Qualité de service et engagement de résultats, nouveaux axes stratégiques des intégrateurs et infogéreurs

En cette période de crise, les entreprises accélèrent leurs démarches d’infogérance et d’externalisation. Elles démultiplient leurs exigences vis-à-vis de leurs fournisseurs informatiques, et demandent une qualité de service de premier plan.

En cette période de crise, les entreprises accélèrent leurs démarches d’infogérance et d’externalisation. Elles démultiplient leurs exigences vis-à-vis de leurs fournisseurs informatiques et exigent une qualité de service de premier plan. Dans ce contexte, la performance semble s’imposer comme un vecteur stratégique dans le monde des prestataires informatiques qui doivent rivaliser d’initiatives pour conserver et remporter des parts de marché.
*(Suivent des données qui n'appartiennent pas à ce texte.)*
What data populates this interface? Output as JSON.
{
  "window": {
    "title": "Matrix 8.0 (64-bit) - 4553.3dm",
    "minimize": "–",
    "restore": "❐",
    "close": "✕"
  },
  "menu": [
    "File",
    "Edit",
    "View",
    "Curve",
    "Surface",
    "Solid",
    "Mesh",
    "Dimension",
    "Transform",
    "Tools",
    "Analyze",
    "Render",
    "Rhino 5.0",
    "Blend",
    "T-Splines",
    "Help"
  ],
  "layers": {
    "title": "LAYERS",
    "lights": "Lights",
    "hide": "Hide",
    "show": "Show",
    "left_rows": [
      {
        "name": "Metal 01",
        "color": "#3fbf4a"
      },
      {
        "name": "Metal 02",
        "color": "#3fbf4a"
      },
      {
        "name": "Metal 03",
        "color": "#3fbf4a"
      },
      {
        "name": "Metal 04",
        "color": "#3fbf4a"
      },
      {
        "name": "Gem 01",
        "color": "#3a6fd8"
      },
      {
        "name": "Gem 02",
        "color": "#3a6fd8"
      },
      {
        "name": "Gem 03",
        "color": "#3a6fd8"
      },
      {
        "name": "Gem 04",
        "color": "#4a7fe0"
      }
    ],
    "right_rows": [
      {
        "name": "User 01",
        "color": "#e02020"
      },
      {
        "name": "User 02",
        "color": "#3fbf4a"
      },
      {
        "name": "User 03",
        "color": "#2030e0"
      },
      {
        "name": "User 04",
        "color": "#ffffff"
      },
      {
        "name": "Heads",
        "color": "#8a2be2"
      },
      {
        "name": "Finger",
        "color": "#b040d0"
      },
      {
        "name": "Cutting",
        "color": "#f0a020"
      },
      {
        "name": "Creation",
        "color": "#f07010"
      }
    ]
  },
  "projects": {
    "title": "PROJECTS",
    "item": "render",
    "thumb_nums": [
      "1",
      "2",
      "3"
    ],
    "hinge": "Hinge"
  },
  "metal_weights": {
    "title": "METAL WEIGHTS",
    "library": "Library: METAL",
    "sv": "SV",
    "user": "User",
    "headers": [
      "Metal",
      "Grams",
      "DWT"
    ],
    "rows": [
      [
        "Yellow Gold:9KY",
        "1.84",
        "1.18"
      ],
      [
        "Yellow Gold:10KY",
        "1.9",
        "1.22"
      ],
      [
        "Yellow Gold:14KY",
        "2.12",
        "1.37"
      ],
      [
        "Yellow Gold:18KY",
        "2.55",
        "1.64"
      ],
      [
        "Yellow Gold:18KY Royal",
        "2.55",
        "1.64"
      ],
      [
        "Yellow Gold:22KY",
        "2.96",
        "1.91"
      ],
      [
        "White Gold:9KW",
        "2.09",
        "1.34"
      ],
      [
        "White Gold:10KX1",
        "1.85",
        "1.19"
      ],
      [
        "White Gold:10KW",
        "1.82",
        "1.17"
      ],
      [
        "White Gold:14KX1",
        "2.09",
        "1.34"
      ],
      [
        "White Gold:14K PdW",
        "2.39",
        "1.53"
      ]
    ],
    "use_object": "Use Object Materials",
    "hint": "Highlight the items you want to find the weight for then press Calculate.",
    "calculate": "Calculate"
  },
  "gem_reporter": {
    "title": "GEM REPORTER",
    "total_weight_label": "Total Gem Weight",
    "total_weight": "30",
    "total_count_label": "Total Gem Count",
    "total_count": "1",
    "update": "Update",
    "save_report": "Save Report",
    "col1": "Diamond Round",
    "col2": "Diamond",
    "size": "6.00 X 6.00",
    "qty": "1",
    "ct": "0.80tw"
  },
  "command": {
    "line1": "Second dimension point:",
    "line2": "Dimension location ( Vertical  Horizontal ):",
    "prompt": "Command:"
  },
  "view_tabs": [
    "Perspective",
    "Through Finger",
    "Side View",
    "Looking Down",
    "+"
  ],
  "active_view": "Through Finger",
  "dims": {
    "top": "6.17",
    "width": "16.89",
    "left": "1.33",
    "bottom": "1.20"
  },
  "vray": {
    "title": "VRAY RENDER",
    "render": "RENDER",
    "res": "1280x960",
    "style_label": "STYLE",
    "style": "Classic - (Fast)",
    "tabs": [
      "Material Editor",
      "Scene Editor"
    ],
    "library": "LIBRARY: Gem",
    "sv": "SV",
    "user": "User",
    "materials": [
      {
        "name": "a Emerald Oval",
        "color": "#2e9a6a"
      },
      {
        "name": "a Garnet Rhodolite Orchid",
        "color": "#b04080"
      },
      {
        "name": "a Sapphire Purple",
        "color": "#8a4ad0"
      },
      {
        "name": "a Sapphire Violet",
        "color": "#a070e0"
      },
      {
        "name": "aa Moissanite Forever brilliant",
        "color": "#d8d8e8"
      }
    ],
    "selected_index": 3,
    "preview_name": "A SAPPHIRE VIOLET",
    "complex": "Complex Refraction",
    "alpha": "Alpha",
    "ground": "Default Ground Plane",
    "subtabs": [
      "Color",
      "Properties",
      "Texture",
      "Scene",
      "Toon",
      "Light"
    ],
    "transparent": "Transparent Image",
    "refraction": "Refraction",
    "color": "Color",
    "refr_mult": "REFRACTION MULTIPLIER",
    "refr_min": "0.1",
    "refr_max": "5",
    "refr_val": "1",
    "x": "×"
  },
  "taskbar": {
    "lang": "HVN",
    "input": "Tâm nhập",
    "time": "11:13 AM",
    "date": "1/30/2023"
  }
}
A priori évident, ce cheminement qualité est encore bien loin des attentes formulées. En effet, il ne suffit plus d'avoir un discours marketing séduisant pour conserver ses clients mais bel et bien de jouer la carte de l'expertise et des résultats. La transparence est donc de mise et l'initiative et la proactivité fortement plébiscitées. En d'autres mots et sans langue de bois, il convient de passer d'une obligation de moyens à une obligation de résultats !

 

Pour ce faire, il est désormais incontournable d'entrer de plein pied dans une approche SLA (Service Level Agreement). Les SLA sont en effet un véritable contrat qualitatif passé avec le client et défini avec ce dernier. Concrètement, les SLA s'inscrivent donc totalement dans l'approche d'engagement de résultats et permettent au client comme au prestataire de bénéficier dès le départ de règles du jeu définies et acceptées en commun.

 

Au niveau des prestations d'infogérance, les outsourceurs doivent nécessairement améliorer leurs processus internes et miser sur une démarche qualité de tous les instants pour conserver leurs clients. En effet, héberger une application et la maintenir est devenu un métier complexe en raison de la nature critique des systèmes et applications hébergés, notamment dans les domaines de la distribution, du e-commerce, du médical... La disponibilité et la sécurité des plates-formes doivent être garanties dans la mesure où ces variables peuvent largement influer sur le résultat opérationnel. En ce sens, les hébergeurs doivent bénéficier d'une réelle expertise pour garantir des performances optimales et une disponibilité tendant vers les inatteignables 100 %.

 

Au niveau des prestations d'intégration, la complexité des technologies et leur multiplication dans tous les secteurs de l'entreprise obligent à proposer des prestations à forte valeur ajoutée, notamment en matière de réseaux, de télécoms, de mobilité, de stockage... Notons également que les sujets liés à la virtualisation contribuent à imposer des compétences très pointues sur ces domaines d'expertises.

De plus, au-delà des compétences techniques, les ingénieurs et développeurs travaillant chez des intégrateurs doivent avoir des connaissances "métiers" et des profils proches de ceux des consultants. En effet, aligner un système d'information sur des besoins métiers (distribution, finance, secteur public...) implique de comprendre le métier du client, sa réglementation... Là encore le client attend de son prestataire des résultats et une bonne compréhension de ses enjeux business.

 

L'industrie de l'intégration et de l'hébergement entre donc dans l'ère de la valeur ajoutée et oblige les acteurs du marché à offrir une qualité de service de premier plan. A n'en pas douter, nous devrions continuer de voir de nombreux acteurs souffrir de leur manque de sérieux et de résultats. Ce virage a d'ores et déjà été amorcé en raison de la crise que nous traversons. En revanche, pour les intégrateurs et outsourceurs jouant la carte de la qualité et de l'engagement de résultats, cette crise peut s'avérer être une formidable opportunité, durable et profitable.